Quando me mudei para o Rio Grande do Sul, comecei a gravar as cidades daqui para apresentar em meu canal. Até o momento, foram mais de 40 cidades entre Serra Gaúcha, Vale do Paranhana, Vale do Taquari, Rota Romântica,  capital e outras. 

Visitar essas cidades foi importante porque me permitiu conhecer mais sobre a cultura gaúcha e os hábitos de seus moradores. 

Um fato que me chamou muito a atenção foi as cidades estarem sempre com pouco movimento nas ruas, mesmo no verão e nos dias quentes. 
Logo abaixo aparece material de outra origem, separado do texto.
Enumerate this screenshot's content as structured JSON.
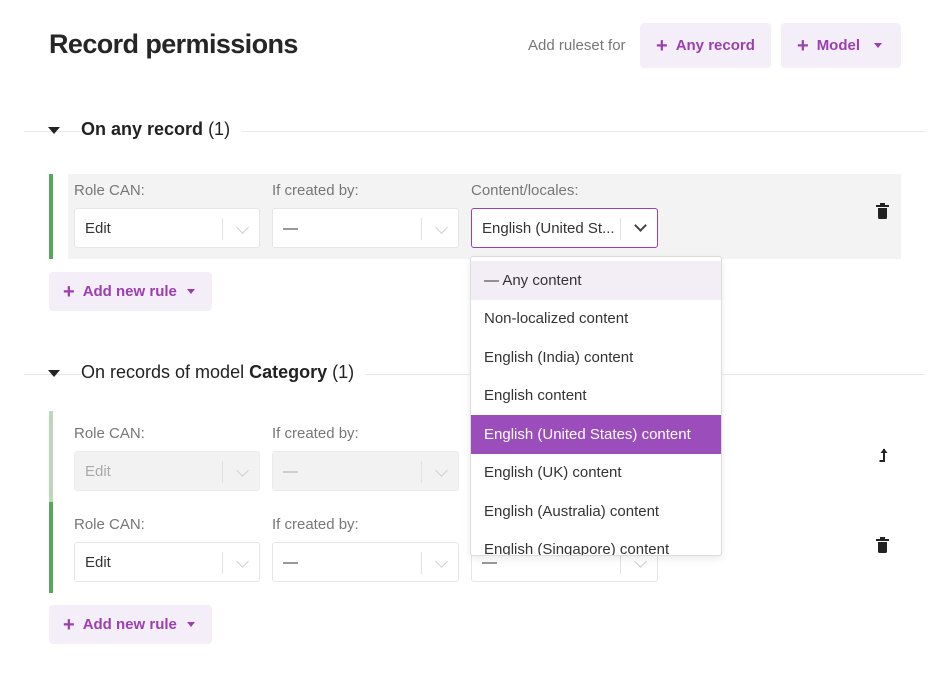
{
  "header": {
    "title": "Record permissions",
    "add_ruleset_label": "Add ruleset for",
    "any_record_button": "Any record",
    "model_button": "Model"
  },
  "sections": [
    {
      "title_prefix": "On any record",
      "title_bold": "",
      "count": "(1)",
      "rules": [
        {
          "role_label": "Role CAN:",
          "role_value": "Edit",
          "created_label": "If created by:",
          "created_value": "—",
          "content_label": "Content/locales:",
          "content_value": "English (United St..."
        }
      ],
      "add_rule_label": "Add new rule"
    },
    {
      "title_prefix": "On records of model ",
      "title_bold": "Category",
      "count": "(1)",
      "rules": [
        {
          "role_label": "Role CAN:",
          "role_value": "Edit",
          "created_label": "If created by:",
          "created_value": "—"
        },
        {
          "role_label": "Role CAN:",
          "role_value": "Edit",
          "created_label": "If created by:",
          "created_value": "—",
          "content_value": "—"
        }
      ],
      "add_rule_label": "Add new rule"
    }
  ],
  "dropdown": {
    "options": [
      "— Any content",
      "Non-localized content",
      "English (India) content",
      "English content",
      "English (United States) content",
      "English (UK) content",
      "English (Australia) content",
      "English (Singapore) content"
    ],
    "selected": "English (United States) content"
  },
  "icons": {
    "trash": "trash-icon",
    "move": "move-up-icon",
    "plus": "plus-icon",
    "caret": "caret-down-icon",
    "chevron": "chevron-down-icon"
  },
  "colors": {
    "accent": "#9b3fb0",
    "accent_bg": "#f3eef8",
    "selected_option": "#9b4dbc",
    "rule_bar": "#5ba65f"
  }
}
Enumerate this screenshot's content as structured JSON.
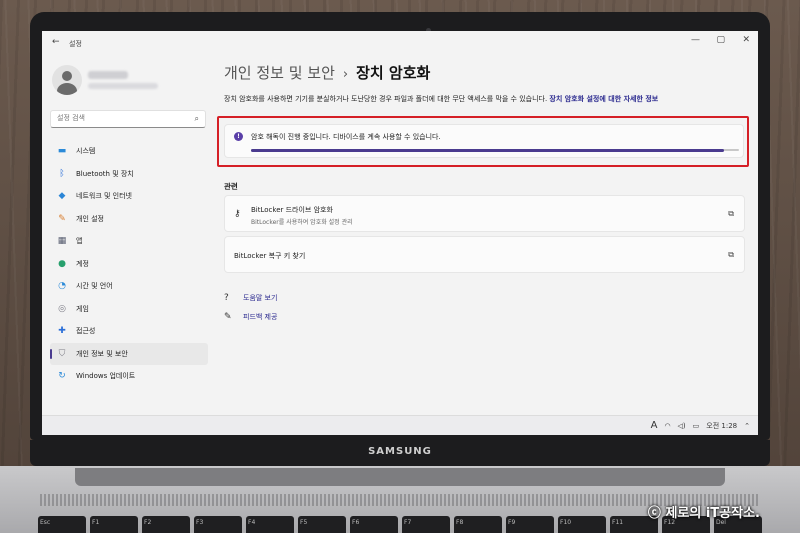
{
  "window": {
    "app_title": "설정",
    "back_label": "←",
    "minimize": "—",
    "maximize": "▢",
    "close": "✕"
  },
  "search": {
    "placeholder": "설정 검색",
    "icon": "search-icon"
  },
  "sidebar": {
    "items": [
      {
        "label": "시스템",
        "icon": "monitor-icon",
        "color": "#2b8ad8",
        "active": false
      },
      {
        "label": "Bluetooth 및 장치",
        "icon": "bluetooth-icon",
        "color": "#2b6fd8",
        "active": false
      },
      {
        "label": "네트워크 및 인터넷",
        "icon": "wifi-icon",
        "color": "#2a85d6",
        "active": false
      },
      {
        "label": "개인 설정",
        "icon": "brush-icon",
        "color": "#d87b2b",
        "active": false
      },
      {
        "label": "앱",
        "icon": "apps-icon",
        "color": "#555b6e",
        "active": false
      },
      {
        "label": "계정",
        "icon": "person-icon",
        "color": "#27a06d",
        "active": false
      },
      {
        "label": "시간 및 언어",
        "icon": "globe-clock-icon",
        "color": "#2b8ad8",
        "active": false
      },
      {
        "label": "게임",
        "icon": "gamepad-icon",
        "color": "#7b7b85",
        "active": false
      },
      {
        "label": "접근성",
        "icon": "accessibility-icon",
        "color": "#2b6fd8",
        "active": false
      },
      {
        "label": "개인 정보 및 보안",
        "icon": "shield-icon",
        "color": "#7b7b85",
        "active": true
      },
      {
        "label": "Windows 업데이트",
        "icon": "update-icon",
        "color": "#2b8ad8",
        "active": false
      }
    ]
  },
  "main": {
    "breadcrumb_parent": "개인 정보 및 보안",
    "breadcrumb_sep": "›",
    "breadcrumb_current": "장치 암호화",
    "description": "장치 암호화를 사용하면 기기를 분실하거나 도난당한 경우 파일과 폴더에 대한 무단 액세스를 막을 수 있습니다.",
    "description_link": "장치 암호화 설정에 대한 자세한 정보",
    "status_text": "암호 해독이 진행 중입니다. 디바이스를 계속 사용할 수 있습니다.",
    "progress": 0.97,
    "related_title": "관련",
    "related": [
      {
        "title": "BitLocker 드라이브 암호화",
        "subtitle": "BitLocker를 사용하여 암호화 설정 관리",
        "icon": "bitlocker-key-icon"
      },
      {
        "title": "BitLocker 복구 키 찾기",
        "subtitle": "",
        "icon": ""
      }
    ],
    "links": [
      {
        "label": "도움말 보기",
        "icon": "help-icon"
      },
      {
        "label": "피드백 제공",
        "icon": "feedback-icon"
      }
    ]
  },
  "taskbar": {
    "ime": "A",
    "time": "오전 1:28"
  },
  "device": {
    "brand": "SAMSUNG",
    "watermark": "ⓒ 제로의 iT공작소."
  },
  "keyboard": [
    "Esc",
    "F1",
    "F2",
    "F3",
    "F4",
    "F5",
    "F6",
    "F7",
    "F8",
    "F9",
    "F10",
    "F11",
    "F12",
    "Del"
  ]
}
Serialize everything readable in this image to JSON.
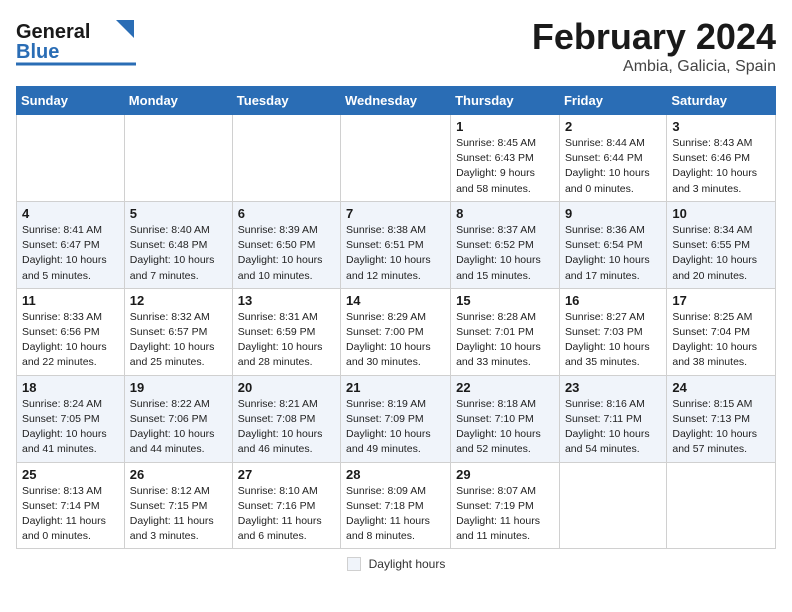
{
  "header": {
    "logo_general": "General",
    "logo_blue": "Blue",
    "month_title": "February 2024",
    "location": "Ambia, Galicia, Spain"
  },
  "calendar": {
    "days_of_week": [
      "Sunday",
      "Monday",
      "Tuesday",
      "Wednesday",
      "Thursday",
      "Friday",
      "Saturday"
    ],
    "weeks": [
      [
        {
          "day": "",
          "info": ""
        },
        {
          "day": "",
          "info": ""
        },
        {
          "day": "",
          "info": ""
        },
        {
          "day": "",
          "info": ""
        },
        {
          "day": "1",
          "info": "Sunrise: 8:45 AM\nSunset: 6:43 PM\nDaylight: 9 hours and 58 minutes."
        },
        {
          "day": "2",
          "info": "Sunrise: 8:44 AM\nSunset: 6:44 PM\nDaylight: 10 hours and 0 minutes."
        },
        {
          "day": "3",
          "info": "Sunrise: 8:43 AM\nSunset: 6:46 PM\nDaylight: 10 hours and 3 minutes."
        }
      ],
      [
        {
          "day": "4",
          "info": "Sunrise: 8:41 AM\nSunset: 6:47 PM\nDaylight: 10 hours and 5 minutes."
        },
        {
          "day": "5",
          "info": "Sunrise: 8:40 AM\nSunset: 6:48 PM\nDaylight: 10 hours and 7 minutes."
        },
        {
          "day": "6",
          "info": "Sunrise: 8:39 AM\nSunset: 6:50 PM\nDaylight: 10 hours and 10 minutes."
        },
        {
          "day": "7",
          "info": "Sunrise: 8:38 AM\nSunset: 6:51 PM\nDaylight: 10 hours and 12 minutes."
        },
        {
          "day": "8",
          "info": "Sunrise: 8:37 AM\nSunset: 6:52 PM\nDaylight: 10 hours and 15 minutes."
        },
        {
          "day": "9",
          "info": "Sunrise: 8:36 AM\nSunset: 6:54 PM\nDaylight: 10 hours and 17 minutes."
        },
        {
          "day": "10",
          "info": "Sunrise: 8:34 AM\nSunset: 6:55 PM\nDaylight: 10 hours and 20 minutes."
        }
      ],
      [
        {
          "day": "11",
          "info": "Sunrise: 8:33 AM\nSunset: 6:56 PM\nDaylight: 10 hours and 22 minutes."
        },
        {
          "day": "12",
          "info": "Sunrise: 8:32 AM\nSunset: 6:57 PM\nDaylight: 10 hours and 25 minutes."
        },
        {
          "day": "13",
          "info": "Sunrise: 8:31 AM\nSunset: 6:59 PM\nDaylight: 10 hours and 28 minutes."
        },
        {
          "day": "14",
          "info": "Sunrise: 8:29 AM\nSunset: 7:00 PM\nDaylight: 10 hours and 30 minutes."
        },
        {
          "day": "15",
          "info": "Sunrise: 8:28 AM\nSunset: 7:01 PM\nDaylight: 10 hours and 33 minutes."
        },
        {
          "day": "16",
          "info": "Sunrise: 8:27 AM\nSunset: 7:03 PM\nDaylight: 10 hours and 35 minutes."
        },
        {
          "day": "17",
          "info": "Sunrise: 8:25 AM\nSunset: 7:04 PM\nDaylight: 10 hours and 38 minutes."
        }
      ],
      [
        {
          "day": "18",
          "info": "Sunrise: 8:24 AM\nSunset: 7:05 PM\nDaylight: 10 hours and 41 minutes."
        },
        {
          "day": "19",
          "info": "Sunrise: 8:22 AM\nSunset: 7:06 PM\nDaylight: 10 hours and 44 minutes."
        },
        {
          "day": "20",
          "info": "Sunrise: 8:21 AM\nSunset: 7:08 PM\nDaylight: 10 hours and 46 minutes."
        },
        {
          "day": "21",
          "info": "Sunrise: 8:19 AM\nSunset: 7:09 PM\nDaylight: 10 hours and 49 minutes."
        },
        {
          "day": "22",
          "info": "Sunrise: 8:18 AM\nSunset: 7:10 PM\nDaylight: 10 hours and 52 minutes."
        },
        {
          "day": "23",
          "info": "Sunrise: 8:16 AM\nSunset: 7:11 PM\nDaylight: 10 hours and 54 minutes."
        },
        {
          "day": "24",
          "info": "Sunrise: 8:15 AM\nSunset: 7:13 PM\nDaylight: 10 hours and 57 minutes."
        }
      ],
      [
        {
          "day": "25",
          "info": "Sunrise: 8:13 AM\nSunset: 7:14 PM\nDaylight: 11 hours and 0 minutes."
        },
        {
          "day": "26",
          "info": "Sunrise: 8:12 AM\nSunset: 7:15 PM\nDaylight: 11 hours and 3 minutes."
        },
        {
          "day": "27",
          "info": "Sunrise: 8:10 AM\nSunset: 7:16 PM\nDaylight: 11 hours and 6 minutes."
        },
        {
          "day": "28",
          "info": "Sunrise: 8:09 AM\nSunset: 7:18 PM\nDaylight: 11 hours and 8 minutes."
        },
        {
          "day": "29",
          "info": "Sunrise: 8:07 AM\nSunset: 7:19 PM\nDaylight: 11 hours and 11 minutes."
        },
        {
          "day": "",
          "info": ""
        },
        {
          "day": "",
          "info": ""
        }
      ]
    ]
  },
  "footer": {
    "daylight_label": "Daylight hours"
  }
}
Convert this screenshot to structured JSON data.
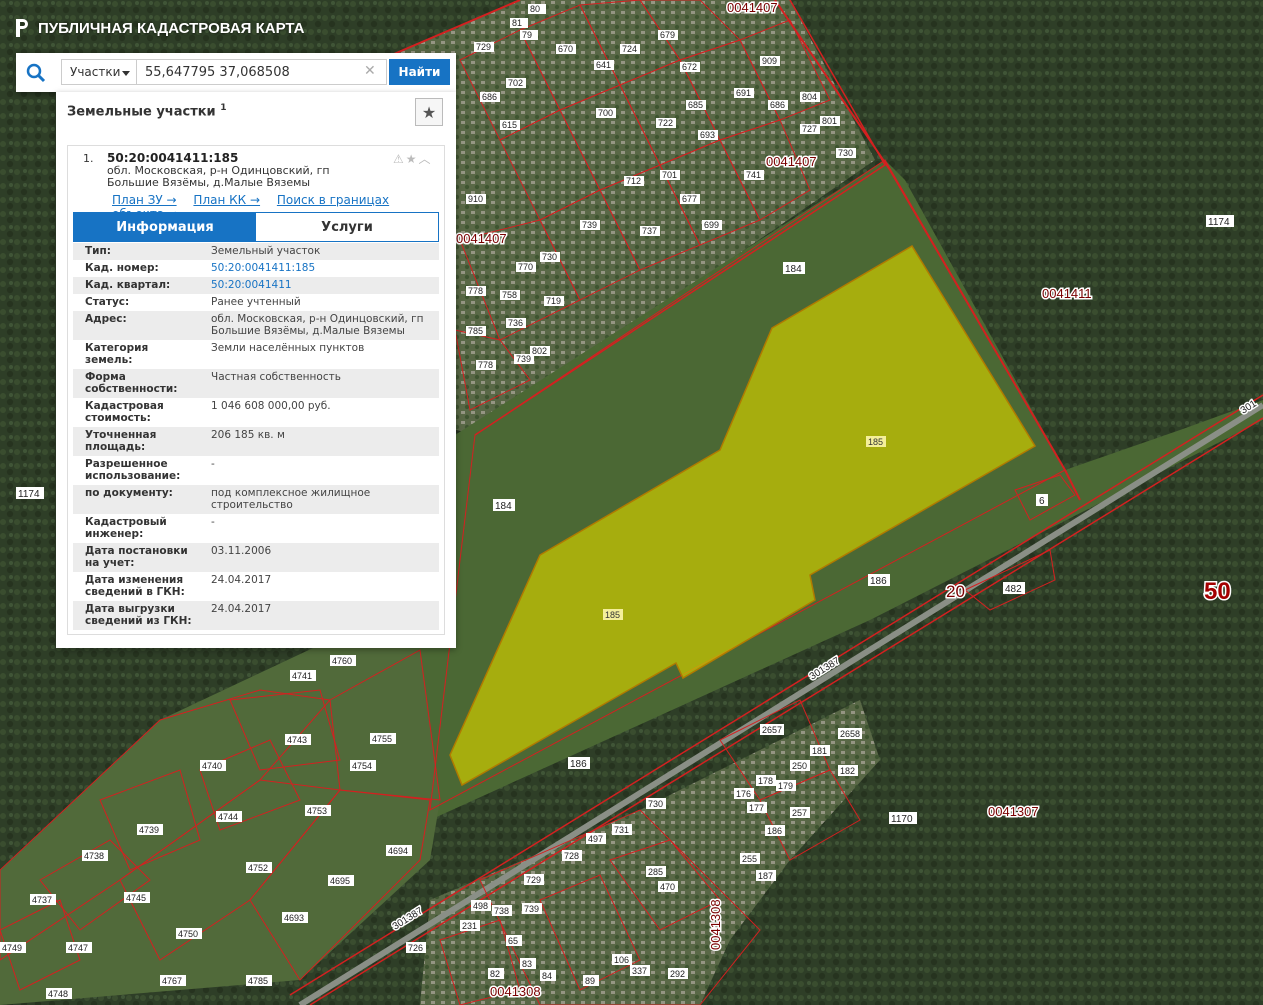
{
  "app": {
    "title": "ПУБЛИЧНАЯ КАДАСТРОВАЯ КАРТА"
  },
  "search": {
    "type_label": "Участки",
    "query": "55,647795 37,068508",
    "clear_glyph": "✕",
    "button_label": "Найти"
  },
  "panel": {
    "title": "Земельные участки",
    "count_sup": "1",
    "item": {
      "index": "1.",
      "cad_number": "50:20:0041411:185",
      "address": "обл. Московская, р-н Одинцовский, гп Большие Вязёмы, д.Малые Вяземы",
      "links": [
        "План ЗУ →",
        "План КК →",
        "Поиск в границах объекта →"
      ],
      "tabs": [
        "Информация",
        "Услуги"
      ],
      "rows": [
        {
          "k": "Тип:",
          "v": "Земельный участок"
        },
        {
          "k": "Кад. номер:",
          "v": "50:20:0041411:185"
        },
        {
          "k": "Кад. квартал:",
          "v": "50:20:0041411"
        },
        {
          "k": "Статус:",
          "v": "Ранее учтенный"
        },
        {
          "k": "Адрес:",
          "v": "обл. Московская, р-н Одинцовский, гп Большие Вязёмы, д.Малые Вяземы"
        },
        {
          "k": "Категория земель:",
          "v": "Земли населённых пунктов"
        },
        {
          "k": "Форма собственности:",
          "v": "Частная собственность"
        },
        {
          "k": "Кадастровая стоимость:",
          "v": "1 046 608 000,00 руб."
        },
        {
          "k": "Уточненная площадь:",
          "v": "206 185 кв. м"
        },
        {
          "k": "Разрешенное использование:",
          "v": "-"
        },
        {
          "k": "по документу:",
          "v": "под комплексное жилищное строительство"
        },
        {
          "k": "Кадастровый инженер:",
          "v": "-"
        },
        {
          "k": "Дата постановки на учет:",
          "v": "03.11.2006"
        },
        {
          "k": "Дата изменения сведений в ГКН:",
          "v": "24.04.2017"
        },
        {
          "k": "Дата выгрузки сведений из ГКН:",
          "v": "24.04.2017"
        }
      ]
    }
  },
  "map": {
    "colors": {
      "forest": "#2f3f28",
      "field": "#4e6a36",
      "parcel": "#c9c800",
      "boundary": "#d42020"
    },
    "quarters": [
      "0041407",
      "0041407",
      "0041407",
      "0041411",
      "0041307",
      "0041308",
      "0041308"
    ],
    "region": "50",
    "district": "20",
    "road": "301387",
    "road_e": "301",
    "parcel_labels": [
      "185",
      "185"
    ],
    "field_labels": [
      "184",
      "184",
      "186",
      "186",
      "1174",
      "1174",
      "1170",
      "482",
      "6"
    ],
    "west_labels": [
      "4741",
      "4743",
      "4740",
      "4754",
      "4755",
      "4739",
      "4744",
      "4753",
      "4738",
      "4752",
      "4694",
      "4695",
      "4745",
      "4737",
      "4693",
      "4750",
      "4749",
      "4747",
      "4767",
      "4785",
      "4748",
      "4760"
    ],
    "south_labels": [
      "730",
      "731",
      "728",
      "497",
      "729",
      "470",
      "285",
      "498",
      "738",
      "739",
      "726",
      "231",
      "65",
      "83",
      "82",
      "84",
      "89",
      "106",
      "337",
      "292",
      "176",
      "177",
      "178",
      "179",
      "186",
      "187",
      "255",
      "257",
      "250",
      "181",
      "182",
      "2658",
      "2657"
    ],
    "north_labels": [
      "80",
      "81",
      "79",
      "729",
      "702",
      "670",
      "724",
      "641",
      "679",
      "672",
      "691",
      "685",
      "722",
      "615",
      "686",
      "693",
      "686",
      "700",
      "712",
      "701",
      "677",
      "741",
      "730",
      "699",
      "737",
      "739",
      "910",
      "909",
      "804",
      "801",
      "727",
      "730",
      "770",
      "758",
      "778",
      "736",
      "802",
      "739",
      "719",
      "785",
      "778"
    ]
  }
}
Tal estranhamento se deve ao fato de eu vir de uma região do país muito quente, com hábitos bastante distintos. 

Quando esquenta “lá em cima” do país, temos o costume de sair de casa e ficar na rua conversando na praça, na calçada ou na mesa de bar com os amigos. 

Aqui no Rio Grande do Sul, mesmo nos dias quentes, eles se mantêm em suas casas. Reúnem os amigos e a família para um churrasco. A vida do gaúcho se constrói dentro de casa. 

Nos dias frios (boa parte do ano é composto por eles), se recolhem em seus lares, considerados verdadeiros templos para os gaúchos. O frio fez o gaúcho valorizar a sua casa como nenhuma outra região. 

Tal valor é notado não só pelo hábito do recolhimento, mas no cuidado com suas casas e jardins, sempre tão verdes e floridos. 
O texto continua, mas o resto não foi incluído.